Use of NAAT to Reduce SARS-CoV-2 Transmission
The IDSA panel advises against routine SARS-CoV-2 NAAT in asymptomatic individuals without a known exposure to COVID-19 who are being hospitalized or undergoing a medical or surgical procedure. The panel also suggests against routinely repeating NAAT in patients with COVID-19 to guide release from isolation.
Serologic Testing
Serologic testing provides informationabout past or current infection with the virus. The global seroprevalence of SARS-CoV-2 antibodies is nearly 100%, while in the US, the infection-induced seroprevalence of SARS-CoV-2 antibodies (anti-nucleocapsid) is nearly 80%. However, the role of serologic testing in COVID-19 diagnosis and management has been limited due to several factors.
Firstly, the IDSA recommends against using IgG antibodies to provide evidence of COVID-19 infection in symptomatic patients with a high clinical suspicion and repeatedly negative NAAT. Secondly, while serologic testing can assist with the diagnosis of multisystem inflammatory syndrome in children (MIS-C), it is recommended that both IgG antibody testing and NAAT be used to provide evidence of current or recent past COVID-19 infection.

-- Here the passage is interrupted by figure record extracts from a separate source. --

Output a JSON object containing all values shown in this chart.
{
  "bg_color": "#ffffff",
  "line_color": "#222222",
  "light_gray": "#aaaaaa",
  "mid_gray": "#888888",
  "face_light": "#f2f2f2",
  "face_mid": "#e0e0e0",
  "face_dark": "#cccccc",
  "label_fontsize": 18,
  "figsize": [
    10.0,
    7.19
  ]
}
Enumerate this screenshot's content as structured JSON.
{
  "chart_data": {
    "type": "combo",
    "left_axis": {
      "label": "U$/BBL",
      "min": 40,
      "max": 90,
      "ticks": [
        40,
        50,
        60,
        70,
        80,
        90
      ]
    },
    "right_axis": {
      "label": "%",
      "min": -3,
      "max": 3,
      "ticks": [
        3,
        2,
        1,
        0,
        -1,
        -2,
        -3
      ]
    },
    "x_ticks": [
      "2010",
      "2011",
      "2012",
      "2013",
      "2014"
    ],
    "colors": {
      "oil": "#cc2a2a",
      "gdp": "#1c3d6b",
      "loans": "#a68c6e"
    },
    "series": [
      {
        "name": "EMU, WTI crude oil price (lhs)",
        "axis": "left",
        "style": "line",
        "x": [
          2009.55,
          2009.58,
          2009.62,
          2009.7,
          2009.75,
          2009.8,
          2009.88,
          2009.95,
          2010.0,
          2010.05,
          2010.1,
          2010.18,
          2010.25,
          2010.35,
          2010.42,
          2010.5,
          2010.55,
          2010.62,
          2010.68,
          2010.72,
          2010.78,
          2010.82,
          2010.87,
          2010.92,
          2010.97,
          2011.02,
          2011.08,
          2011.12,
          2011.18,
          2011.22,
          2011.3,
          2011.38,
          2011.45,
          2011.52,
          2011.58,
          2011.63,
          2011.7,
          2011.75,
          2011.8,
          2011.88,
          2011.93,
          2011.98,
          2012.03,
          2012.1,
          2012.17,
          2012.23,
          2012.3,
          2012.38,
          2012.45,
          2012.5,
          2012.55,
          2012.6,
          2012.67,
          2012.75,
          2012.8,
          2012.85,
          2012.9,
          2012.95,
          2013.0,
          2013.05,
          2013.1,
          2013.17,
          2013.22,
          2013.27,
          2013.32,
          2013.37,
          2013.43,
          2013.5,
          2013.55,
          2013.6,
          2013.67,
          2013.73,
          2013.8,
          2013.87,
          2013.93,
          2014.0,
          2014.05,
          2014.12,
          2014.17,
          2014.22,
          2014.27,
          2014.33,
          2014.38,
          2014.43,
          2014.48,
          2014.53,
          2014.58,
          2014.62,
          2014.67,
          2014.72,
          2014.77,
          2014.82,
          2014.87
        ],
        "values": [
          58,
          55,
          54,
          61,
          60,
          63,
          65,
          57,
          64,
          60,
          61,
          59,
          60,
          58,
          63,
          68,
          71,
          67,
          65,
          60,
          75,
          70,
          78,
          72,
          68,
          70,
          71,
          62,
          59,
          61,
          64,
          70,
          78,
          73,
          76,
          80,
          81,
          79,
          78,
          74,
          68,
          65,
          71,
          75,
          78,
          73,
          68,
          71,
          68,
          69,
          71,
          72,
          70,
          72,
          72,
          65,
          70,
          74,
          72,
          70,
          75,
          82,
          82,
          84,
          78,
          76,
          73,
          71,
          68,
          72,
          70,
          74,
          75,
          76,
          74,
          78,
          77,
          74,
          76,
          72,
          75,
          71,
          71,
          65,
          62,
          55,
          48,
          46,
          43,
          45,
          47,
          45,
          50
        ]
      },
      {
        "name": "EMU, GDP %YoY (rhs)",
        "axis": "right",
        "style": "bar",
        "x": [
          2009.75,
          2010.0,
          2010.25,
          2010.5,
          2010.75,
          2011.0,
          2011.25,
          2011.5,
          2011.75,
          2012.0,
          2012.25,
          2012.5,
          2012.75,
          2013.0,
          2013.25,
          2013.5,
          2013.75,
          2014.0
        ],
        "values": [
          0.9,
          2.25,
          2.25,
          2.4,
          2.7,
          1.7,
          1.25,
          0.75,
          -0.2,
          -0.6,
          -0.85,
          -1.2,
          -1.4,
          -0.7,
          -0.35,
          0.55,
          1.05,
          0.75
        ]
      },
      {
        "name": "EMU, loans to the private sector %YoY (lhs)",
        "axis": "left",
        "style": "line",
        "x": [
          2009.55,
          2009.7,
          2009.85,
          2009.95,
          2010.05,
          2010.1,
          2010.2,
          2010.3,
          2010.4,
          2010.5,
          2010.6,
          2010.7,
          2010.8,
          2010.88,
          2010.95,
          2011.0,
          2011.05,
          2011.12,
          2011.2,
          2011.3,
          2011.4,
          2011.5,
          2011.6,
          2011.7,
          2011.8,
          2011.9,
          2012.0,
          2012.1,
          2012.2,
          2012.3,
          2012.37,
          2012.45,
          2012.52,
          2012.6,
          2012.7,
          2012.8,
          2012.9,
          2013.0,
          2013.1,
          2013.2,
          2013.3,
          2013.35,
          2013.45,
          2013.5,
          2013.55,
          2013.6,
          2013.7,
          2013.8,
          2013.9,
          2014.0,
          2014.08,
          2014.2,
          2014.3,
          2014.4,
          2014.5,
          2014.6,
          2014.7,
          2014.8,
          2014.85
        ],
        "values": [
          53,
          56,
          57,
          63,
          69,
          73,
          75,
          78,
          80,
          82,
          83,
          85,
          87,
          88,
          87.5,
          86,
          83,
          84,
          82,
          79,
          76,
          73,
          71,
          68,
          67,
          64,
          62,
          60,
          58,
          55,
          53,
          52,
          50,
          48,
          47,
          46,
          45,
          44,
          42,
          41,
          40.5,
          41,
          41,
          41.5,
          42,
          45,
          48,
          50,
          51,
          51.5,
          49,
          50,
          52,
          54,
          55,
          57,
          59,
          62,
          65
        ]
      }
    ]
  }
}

When evidence of previous SARS-CoV-2 infection is required, the IDSA suggests testing for SARS-CoV-2 IgG, IgG/IgM, or total antibodies three to five weeks after symptom onset and against testing for SARS-CoV-2 IgM. Furthermore, when evidence of prior SARS-CoV-2 infection is desired, the IDSA suggests using serologic assays that target nucleocapsid protein rather than spike protein.

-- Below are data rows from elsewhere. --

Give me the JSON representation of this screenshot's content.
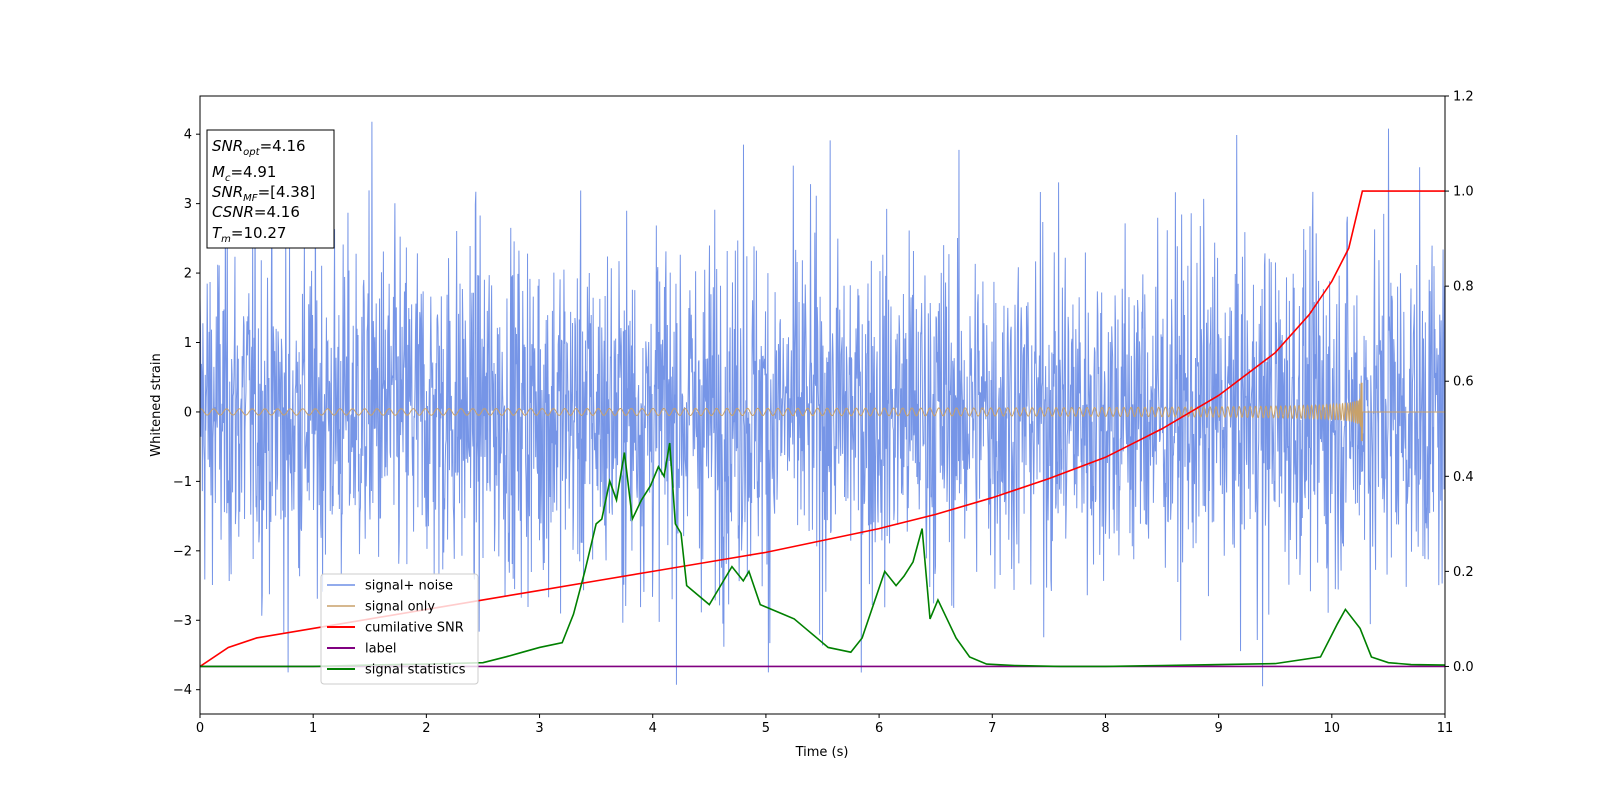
{
  "chart_data": {
    "type": "line",
    "xlabel": "Time (s)",
    "ylabel": "Whitened strain",
    "xlim": [
      0,
      11
    ],
    "ylim": [
      -4.35,
      4.55
    ],
    "y2lim": [
      -0.1,
      1.2
    ],
    "x_ticks": [
      0,
      1,
      2,
      3,
      4,
      5,
      6,
      7,
      8,
      9,
      10,
      11
    ],
    "y_ticks": [
      -4,
      -3,
      -2,
      -1,
      0,
      1,
      2,
      3,
      4
    ],
    "y2_ticks": [
      0.0,
      0.2,
      0.4,
      0.6,
      0.8,
      1.0,
      1.2
    ],
    "grid": false,
    "legend_position": "lower-left",
    "colors": {
      "noise": "#6f8fe6",
      "signal": "#c8a16a",
      "cumulative": "#ff0000",
      "label": "#800080",
      "statistics": "#008000"
    },
    "annotation_box": {
      "position": "top-left",
      "lines": [
        {
          "var": "SNR",
          "sub": "opt",
          "value": "=4.16"
        },
        {
          "var": "M",
          "sub": "c",
          "value": "=4.91"
        },
        {
          "var": "SNR",
          "sub": "MF",
          "value": "=[4.38]"
        },
        {
          "var": "CSNR",
          "sub": "",
          "value": "=4.16"
        },
        {
          "var": "T",
          "sub": "m",
          "value": "=10.27"
        }
      ]
    },
    "series": [
      {
        "name": "signal+ noise",
        "axis": "left",
        "style": "noise band",
        "x_range": [
          0,
          11
        ],
        "typical_envelope": [
          -1.7,
          2.3
        ],
        "extremes": [
          -3.95,
          4.18
        ],
        "spikes": [
          {
            "x": 1.52,
            "y": 4.18
          },
          {
            "x": 10.5,
            "y": 4.08
          },
          {
            "x": 4.8,
            "y": 3.85
          },
          {
            "x": 0.78,
            "y": -3.75
          },
          {
            "x": 5.02,
            "y": -3.75
          },
          {
            "x": 9.39,
            "y": -3.95
          }
        ]
      },
      {
        "name": "signal only",
        "axis": "left",
        "style": "chirp",
        "x_range": [
          0,
          11
        ],
        "merger_time": 10.27,
        "peak_amplitude": 0.42
      },
      {
        "name": "cumilative SNR",
        "axis": "right",
        "x": [
          0,
          0.25,
          0.5,
          1,
          1.5,
          2,
          2.5,
          3,
          3.5,
          4,
          4.5,
          5,
          5.5,
          6,
          6.5,
          7,
          7.5,
          8,
          8.5,
          9,
          9.5,
          9.8,
          10,
          10.15,
          10.27,
          11
        ],
        "values": [
          0.0,
          0.04,
          0.06,
          0.08,
          0.1,
          0.12,
          0.14,
          0.16,
          0.18,
          0.2,
          0.22,
          0.24,
          0.265,
          0.29,
          0.32,
          0.355,
          0.395,
          0.44,
          0.5,
          0.57,
          0.66,
          0.74,
          0.81,
          0.88,
          1.0,
          1.0
        ]
      },
      {
        "name": "label",
        "axis": "right",
        "x": [
          0,
          11
        ],
        "values": [
          0,
          0
        ]
      },
      {
        "name": "signal statistics",
        "axis": "right",
        "x": [
          0,
          0.5,
          1,
          1.5,
          2,
          2.5,
          2.7,
          2.85,
          3,
          3.1,
          3.2,
          3.3,
          3.4,
          3.5,
          3.55,
          3.62,
          3.68,
          3.75,
          3.82,
          3.9,
          3.98,
          4.05,
          4.1,
          4.15,
          4.2,
          4.25,
          4.3,
          4.35,
          4.5,
          4.6,
          4.7,
          4.8,
          4.85,
          4.95,
          5.05,
          5.15,
          5.25,
          5.35,
          5.45,
          5.55,
          5.65,
          5.75,
          5.85,
          5.95,
          6.05,
          6.15,
          6.22,
          6.3,
          6.38,
          6.45,
          6.52,
          6.6,
          6.68,
          6.8,
          6.95,
          7.2,
          7.6,
          8.0,
          8.5,
          9.0,
          9.5,
          9.9,
          10.05,
          10.12,
          10.25,
          10.35,
          10.5,
          10.7,
          11
        ],
        "values": [
          0.0,
          0.0,
          0.0,
          0.003,
          0.005,
          0.008,
          0.02,
          0.03,
          0.04,
          0.045,
          0.05,
          0.11,
          0.2,
          0.3,
          0.31,
          0.39,
          0.35,
          0.45,
          0.31,
          0.35,
          0.38,
          0.42,
          0.4,
          0.47,
          0.3,
          0.28,
          0.17,
          0.16,
          0.13,
          0.17,
          0.21,
          0.18,
          0.2,
          0.13,
          0.12,
          0.11,
          0.1,
          0.08,
          0.06,
          0.04,
          0.035,
          0.03,
          0.06,
          0.13,
          0.2,
          0.17,
          0.19,
          0.22,
          0.29,
          0.1,
          0.14,
          0.1,
          0.06,
          0.02,
          0.005,
          0.002,
          0.0,
          0.0,
          0.002,
          0.004,
          0.006,
          0.02,
          0.09,
          0.12,
          0.08,
          0.02,
          0.008,
          0.004,
          0.003
        ]
      }
    ]
  }
}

For individuals with previous SARS-CoV-2 infection or vaccination, the IDSA suggests against routine serologic testing given no demonstrated benefit to patient-important outcomes. Serologic testing may be useful for diagnosing MIS-C in pediatric patients, especially when NAAT or antigen testing is negative, to provide evidence of recent COVID-19 infection.A negative spike antibody test may identify immunocompromised patients who are candidates for immune therapy such as convalescent plasma or monoclonal antibodies, or to prioritize the administration of monoclonal therapies when supplies are limited.
In conclusion, NAATs remain the most sensitive tests for diagnosing COVID-19, and the sensitivity of antigen tests can be improved by repeat testing. For molecular testing, anterior nares and oropharynx alone are acceptable specimens but they have lower sensitivity than other sources. Optimal testing algorithms for diagnosis and identifying resolution of infectivity are likely to continue to evolve as population immunity increases.